Voor de mensen die nog niet helemaal op de hoogte zijn van de termen omtrent CSI Houten, proberen we hier het een en ander duidelijk te maken.

CSI staat voor ‘Concours de Saut International’ en het aantal sterren verwijst naar de hoogtes van de parcoursen en het prijzengeld dat verdeeld wordt onder de prijswinnaars. De deelnemers die aan start komen kunnen uit alle landen van de wereld komen. De hoogtes die in het programma zijn aangegeven, zijn de hoogtes waar over heen gesprongen word.
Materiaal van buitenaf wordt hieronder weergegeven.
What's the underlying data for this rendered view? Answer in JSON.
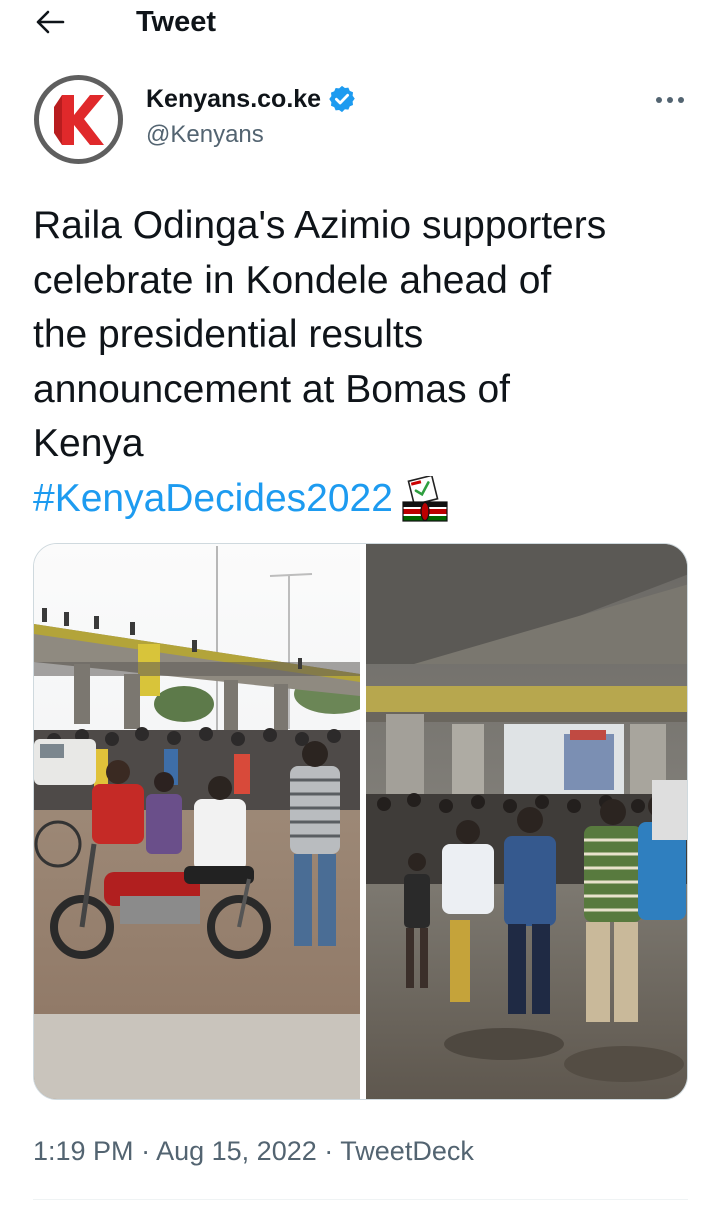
{
  "header": {
    "title": "Tweet"
  },
  "author": {
    "display_name": "Kenyans.co.ke",
    "handle": "@Kenyans",
    "verified": true,
    "avatar_letter": "K",
    "avatar_colors": {
      "ring": "#5f5f5f",
      "fill": "#e0292b",
      "bg": "#ffffff"
    }
  },
  "tweet": {
    "text_lines": [
      "Raila Odinga's Azimio supporters",
      "celebrate in Kondele ahead of",
      "the presidential results",
      "announcement at Bomas of",
      "Kenya"
    ],
    "hashtag": "#KenyaDecides2022",
    "hashtag_emoji": "ballot-box-kenya-flag-emoji"
  },
  "media": {
    "type": "photo-collage",
    "panels": [
      "left-photo",
      "right-photo"
    ]
  },
  "meta": {
    "time": "1:19 PM",
    "separator": "·",
    "date": "Aug 15, 2022",
    "source": "TweetDeck"
  },
  "colors": {
    "accent": "#1d9bf0",
    "text": "#0f1419",
    "secondary": "#536471",
    "divider": "#eff3f4"
  },
  "icons": {
    "back": "arrow-left-icon",
    "verified": "verified-badge-icon",
    "more": "more-dots-icon"
  }
}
Zo staat 1.15 voor 1 meter en 15 centimeter en zal de Grote prijs van Houten verreden worden over 1 meter en 45 centimeter. Een aardige hoogte dus.

Springen (ook wel jumpingspringconcours of concours hippique) is een discipline van de paardensport, waarbij de combinatie (ruiter en paard) een hindernisparcours dient af te leggen binnen een bepaalde tijd.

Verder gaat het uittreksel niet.